As I was coming up towards the end of my degree at the University of Manchester, I still had no idea what I was going to do after graduation. I hadn’t been too keen on the idea of a graduate scheme, and I was eager to return to Latin America after my third year spent in Santiago de Chile and São Paulo. A few weeks before my final exams, final year Portuguese students received an email about a teaching internship in the state of Minas Gerais, Brazil, and so, upon applying, I was offered a place on the scheme shortly after the academic year ended, ready to start the programme in September. The London-based organisation, World City Links, already had strong ties with the Olympic Games Committee and one of the “extras” that came with successfully gaining a place was that I would be able to volunteer at the Rio 2016 Olympics.
After making my way through the maze of Brazilian bureaucracy with the help of WCL and obtaining a year-long internship visa, I was all set to return to Brazil at the end of September. I was to be based in the Minas city of Juiz de Fora, small by Brazilian standards, although, perhaps comically to Brits, actually larger even than, for instance, Manchester (side note: JF is known as ‘Manchester Mineira’ owing to its industrial history).
IFSudesteMG is the federal institute that I was to be teaching in, and although I was to live in JF, I was the intercambista selected to teach in the even smaller neighbouring city of Santos Dumont. It’s an especially rewarding experience to teach English in a small Brazilian city where there exist fewer opportunities for residents, both young people and adults, to explore learning a second language. The name of this nearby city actually comes from the man virtually all Brazilians will claim—perhaps with some degree of historical accuracy—invented the aeroplane, a historical figure that I, and many others outside of Brazil, will not have even heard of.
It very quickly became apparent that JF was indeed a small city, with everyone knowing everyone else, (I say that without even a hint of hyperbole). Although I was dubious when I first heard about this dynamic, it turns out that it’s particularly useful for meeting new people and discovering new places that I would not have otherwise come across in the city. JF is home to a great number of restaurants, bars, theatres, museums and green spaces with various cultural events taking place throughout the year.

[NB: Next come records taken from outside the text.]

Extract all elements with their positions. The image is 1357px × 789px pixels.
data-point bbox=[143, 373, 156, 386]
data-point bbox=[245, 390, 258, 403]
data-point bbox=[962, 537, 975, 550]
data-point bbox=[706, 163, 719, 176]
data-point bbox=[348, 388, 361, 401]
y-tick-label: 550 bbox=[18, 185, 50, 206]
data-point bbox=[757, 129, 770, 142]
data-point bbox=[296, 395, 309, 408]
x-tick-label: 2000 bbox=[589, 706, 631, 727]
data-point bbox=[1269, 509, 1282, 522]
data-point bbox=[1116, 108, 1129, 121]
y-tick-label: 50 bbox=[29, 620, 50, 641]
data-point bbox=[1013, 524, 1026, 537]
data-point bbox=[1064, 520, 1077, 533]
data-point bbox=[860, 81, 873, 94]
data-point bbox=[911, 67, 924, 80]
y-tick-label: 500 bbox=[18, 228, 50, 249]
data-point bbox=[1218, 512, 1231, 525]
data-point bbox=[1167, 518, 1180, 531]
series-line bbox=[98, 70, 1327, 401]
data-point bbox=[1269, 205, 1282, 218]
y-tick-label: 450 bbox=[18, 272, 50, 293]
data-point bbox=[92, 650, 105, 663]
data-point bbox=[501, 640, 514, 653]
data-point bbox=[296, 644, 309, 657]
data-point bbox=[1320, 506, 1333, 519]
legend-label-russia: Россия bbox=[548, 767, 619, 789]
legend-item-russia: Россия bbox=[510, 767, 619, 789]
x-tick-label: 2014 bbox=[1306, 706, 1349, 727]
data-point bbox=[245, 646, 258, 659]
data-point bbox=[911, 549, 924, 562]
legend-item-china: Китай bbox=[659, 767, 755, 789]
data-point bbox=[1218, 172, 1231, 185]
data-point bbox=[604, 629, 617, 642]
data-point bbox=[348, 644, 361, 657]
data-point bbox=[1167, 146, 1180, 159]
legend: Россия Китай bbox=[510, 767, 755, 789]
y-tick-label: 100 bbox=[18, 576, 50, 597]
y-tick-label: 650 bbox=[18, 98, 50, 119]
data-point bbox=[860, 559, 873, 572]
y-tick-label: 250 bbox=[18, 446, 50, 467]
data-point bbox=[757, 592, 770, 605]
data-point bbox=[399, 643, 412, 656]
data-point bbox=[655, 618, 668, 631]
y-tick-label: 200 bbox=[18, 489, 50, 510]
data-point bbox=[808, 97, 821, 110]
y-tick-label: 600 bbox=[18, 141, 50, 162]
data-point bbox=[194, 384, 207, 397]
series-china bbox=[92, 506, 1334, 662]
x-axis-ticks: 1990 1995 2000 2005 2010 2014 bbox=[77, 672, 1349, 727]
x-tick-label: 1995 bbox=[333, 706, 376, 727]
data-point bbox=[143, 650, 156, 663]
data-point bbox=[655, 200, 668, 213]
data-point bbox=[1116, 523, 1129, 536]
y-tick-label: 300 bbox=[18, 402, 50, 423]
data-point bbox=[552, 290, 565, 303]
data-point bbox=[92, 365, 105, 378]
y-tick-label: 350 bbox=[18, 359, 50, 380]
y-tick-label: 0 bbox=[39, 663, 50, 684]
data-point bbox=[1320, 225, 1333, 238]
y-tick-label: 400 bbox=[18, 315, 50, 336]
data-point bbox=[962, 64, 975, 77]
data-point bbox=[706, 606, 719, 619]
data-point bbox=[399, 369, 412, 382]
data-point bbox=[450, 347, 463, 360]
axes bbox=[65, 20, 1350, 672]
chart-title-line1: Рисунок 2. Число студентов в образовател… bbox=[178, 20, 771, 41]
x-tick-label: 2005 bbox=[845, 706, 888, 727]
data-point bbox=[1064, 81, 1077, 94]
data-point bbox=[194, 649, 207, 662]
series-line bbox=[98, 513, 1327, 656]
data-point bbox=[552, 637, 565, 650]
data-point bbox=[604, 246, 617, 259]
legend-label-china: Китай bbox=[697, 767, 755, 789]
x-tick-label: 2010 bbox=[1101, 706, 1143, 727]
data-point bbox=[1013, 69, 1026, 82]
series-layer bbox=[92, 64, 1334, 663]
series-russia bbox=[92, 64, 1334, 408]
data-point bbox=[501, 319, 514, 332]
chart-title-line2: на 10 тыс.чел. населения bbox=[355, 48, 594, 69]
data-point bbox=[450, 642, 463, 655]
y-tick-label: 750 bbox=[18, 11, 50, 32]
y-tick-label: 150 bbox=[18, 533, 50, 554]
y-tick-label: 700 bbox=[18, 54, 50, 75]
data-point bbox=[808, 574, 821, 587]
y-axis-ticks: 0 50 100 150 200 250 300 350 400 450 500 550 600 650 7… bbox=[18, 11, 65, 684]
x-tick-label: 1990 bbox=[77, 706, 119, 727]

The location of the city is ideal, being only a few hours away from both Rio and Belo Horizonte (the capital of Minas), and while JF does not have a beach itself, the coastal cities of Cabo Frio and Arraial do Cabo are just an hour away.
As my first job after graduation, teaching in Juiz de Fora has been a thrilling experience and I would strongly recommend an exchange like this one that World City Links has given me the opportunity to enjoy. Just four months away from the Olympic Games now and I can already begin to see the excitement building around the country!